После чего девушки уже не могли сдержаться и громко, впокатышек, захохотали, исчезая в аллейке, а юноша, подтянув брюки, устремился за ними.

Словом, к тому моменту, что женщина достала смятый листок бумаги, нацепила очки и была готова читать, перед нею остались двое: древняя старуха с каменным выражением морщинистого лица, скорее всего, глухая, и я.

Письмо в руках женщины задрожало, она вновь сняла очки, нет, не сняла — сорвала, обнажив глаза, выражавшие безмерную растерянность, и как-то очень уж внезапно, без малейшей подготовки, глухо зарыдала. Похоже, не впервые, похоже, она внутренне была готова к такому исходу или, во всяком случае, предвидела его.

Увидев ее плачущей, старуха с неожиданной прытью, широким мужским шагом двинулась прочь. Повернулся было и я, чтобы не глазеть всуе на несчастного и больного, судя по всему, человека, но рыдания у меня за спиной были такими неистовыми, что я не удержался и обратился к горестно возвышавшейся надо мной одинокой фигуре с ничего не значащими словами утешения.

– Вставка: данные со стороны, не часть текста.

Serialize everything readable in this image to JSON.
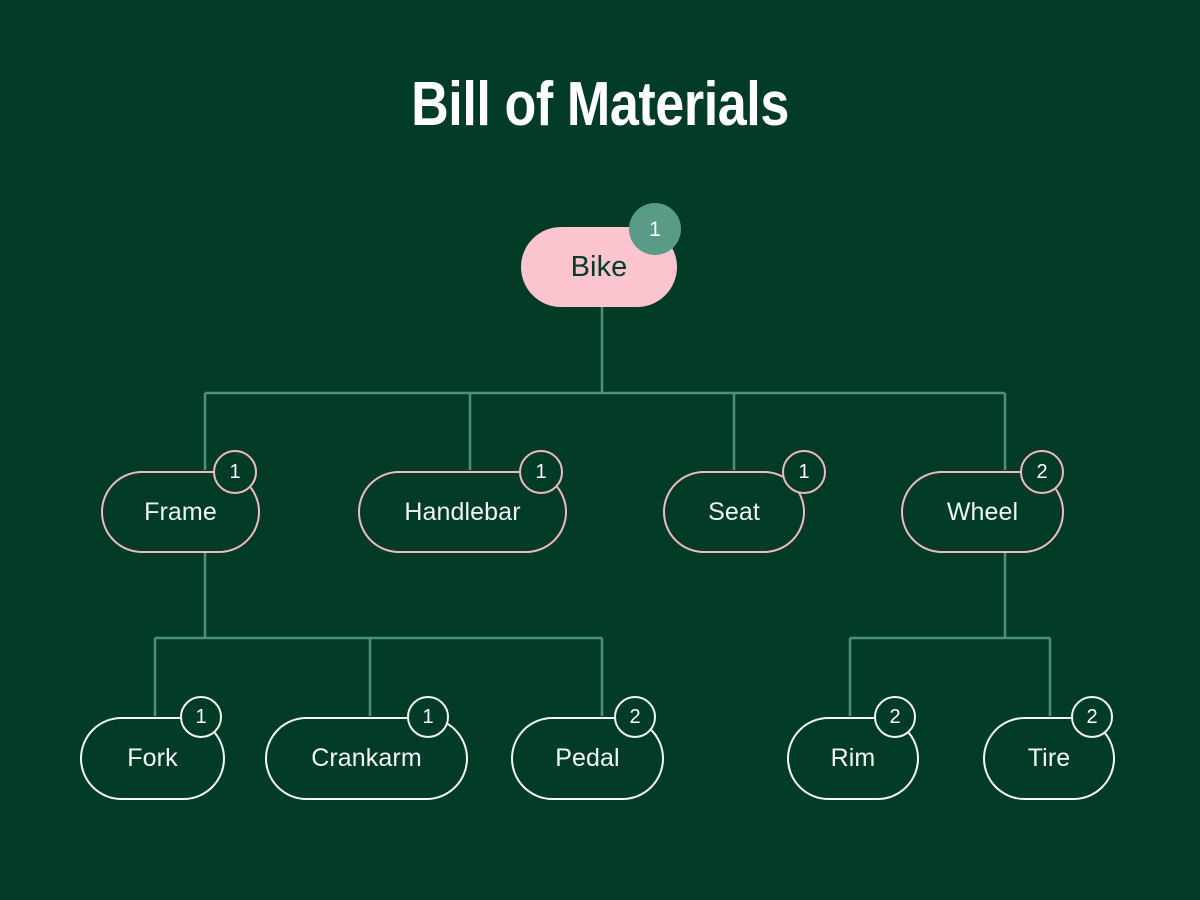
{
  "page": {
    "title": "Bill of Materials",
    "background_color": "#023c27"
  },
  "colors": {
    "background": "#023c27",
    "title_text": "#ffffff",
    "root_fill": "#fbc4ce",
    "root_text": "#023c27",
    "badge_teal_fill": "#5a9b87",
    "pink_outline": "#f2b9c4",
    "white_outline": "#f2f7f4",
    "connector": "#4e9179",
    "node_text": "#f4f9f6"
  },
  "chart_data": {
    "type": "diagram",
    "title": "Bill of Materials",
    "layout": "top-down tree",
    "levels": 3,
    "nodes": [
      {
        "id": "bike",
        "label": "Bike",
        "quantity": "1",
        "level": 0,
        "style": "filled-pink",
        "badge_style": "teal"
      },
      {
        "id": "frame",
        "label": "Frame",
        "quantity": "1",
        "level": 1,
        "style": "outline-pink",
        "badge_style": "pink"
      },
      {
        "id": "handlebar",
        "label": "Handlebar",
        "quantity": "1",
        "level": 1,
        "style": "outline-pink",
        "badge_style": "pink"
      },
      {
        "id": "seat",
        "label": "Seat",
        "quantity": "1",
        "level": 1,
        "style": "outline-pink",
        "badge_style": "pink"
      },
      {
        "id": "wheel",
        "label": "Wheel",
        "quantity": "2",
        "level": 1,
        "style": "outline-pink",
        "badge_style": "pink"
      },
      {
        "id": "fork",
        "label": "Fork",
        "quantity": "1",
        "level": 2,
        "style": "outline-white",
        "badge_style": "white"
      },
      {
        "id": "crankarm",
        "label": "Crankarm",
        "quantity": "1",
        "level": 2,
        "style": "outline-white",
        "badge_style": "white"
      },
      {
        "id": "pedal",
        "label": "Pedal",
        "quantity": "2",
        "level": 2,
        "style": "outline-white",
        "badge_style": "white"
      },
      {
        "id": "rim",
        "label": "Rim",
        "quantity": "2",
        "level": 2,
        "style": "outline-white",
        "badge_style": "white"
      },
      {
        "id": "tire",
        "label": "Tire",
        "quantity": "2",
        "level": 2,
        "style": "outline-white",
        "badge_style": "white"
      }
    ],
    "edges": [
      {
        "from": "bike",
        "to": "frame"
      },
      {
        "from": "bike",
        "to": "handlebar"
      },
      {
        "from": "bike",
        "to": "seat"
      },
      {
        "from": "bike",
        "to": "wheel"
      },
      {
        "from": "frame",
        "to": "fork"
      },
      {
        "from": "frame",
        "to": "crankarm"
      },
      {
        "from": "frame",
        "to": "pedal"
      },
      {
        "from": "wheel",
        "to": "rim"
      },
      {
        "from": "wheel",
        "to": "tire"
      }
    ]
  },
  "nodes": {
    "bike": {
      "label": "Bike",
      "quantity": "1"
    },
    "frame": {
      "label": "Frame",
      "quantity": "1"
    },
    "handlebar": {
      "label": "Handlebar",
      "quantity": "1"
    },
    "seat": {
      "label": "Seat",
      "quantity": "1"
    },
    "wheel": {
      "label": "Wheel",
      "quantity": "2"
    },
    "fork": {
      "label": "Fork",
      "quantity": "1"
    },
    "crankarm": {
      "label": "Crankarm",
      "quantity": "1"
    },
    "pedal": {
      "label": "Pedal",
      "quantity": "2"
    },
    "rim": {
      "label": "Rim",
      "quantity": "2"
    },
    "tire": {
      "label": "Tire",
      "quantity": "2"
    }
  }
}
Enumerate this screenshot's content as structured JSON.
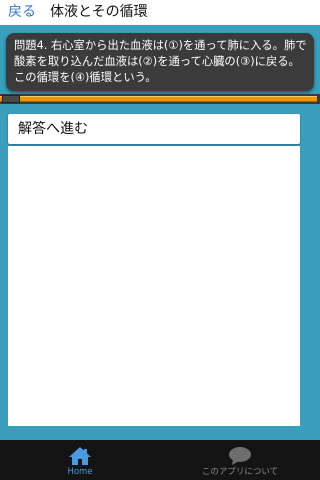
{
  "header": {
    "back_label": "戻る",
    "title": "体液とその循環"
  },
  "question": {
    "text": "問題4. 右心室から出た血液は(①)を通って肺に入る。肺で酸素を取り込んだ血液は(②)を通って心臓の(③)に戻る。この循環を(④)循環という。"
  },
  "progress": {
    "fraction": 0.99
  },
  "answer": {
    "label": "解答へ進む"
  },
  "tabbar": {
    "home_label": "Home",
    "about_label": "このアプリについて",
    "home_icon": "home-icon",
    "about_icon": "speech-bubble-icon"
  },
  "colors": {
    "background": "#3a9fbd",
    "back_link": "#3a78c8",
    "progress_fill": "#e8950a",
    "tab_active": "#4a9ae0"
  }
}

И вот мы сидим на скамейке, вокруг ни души, она успокаивается понемногу, но упорно не хочет отвечать на мои участливые расспросы.

Очень, очень странная особа…

— Валюша, ты дома?

— Дома, дома, скоро обедать будем.

— Ничего, если я к тебе на кухню забреду? Под ногами обещаю не путаться.

— Сядь в угол. Случилось что-нибудь?

— И нет, и да…

— Только, бога ради, не говори загадками!

— У меня состоялся очень… не простой разговор с одной поразительной особой…

— Ну?

— Вчера, тебя не было, раздался звонок. Беру трубку. Женский голос. Вы такой-то? Да. Писатель? Да. Здравствуйте, я ваша читательница, отношусь к вашим книгам с большим уважением… Словом, все, что в подобных случаях говорится. Я терпеливо слушаю, а она заявляет в конце своего монолога: мне надо поговорить с вами, очень надо… И умолкает. И я молчу, соображаю, как бы половчее отвертеться. Потом говорю, что не выхожу сейчас, неважно себя чувствую, а дома у нас ремонт и пригласить к себе…

— Этого еще не хватало!

— Спрашиваю, на всякий случай, откуда у нее номер нашего телефона. Отвечает, что дали в Союзе писателей.

— Любимое занятие! Им лишь бы отделаться.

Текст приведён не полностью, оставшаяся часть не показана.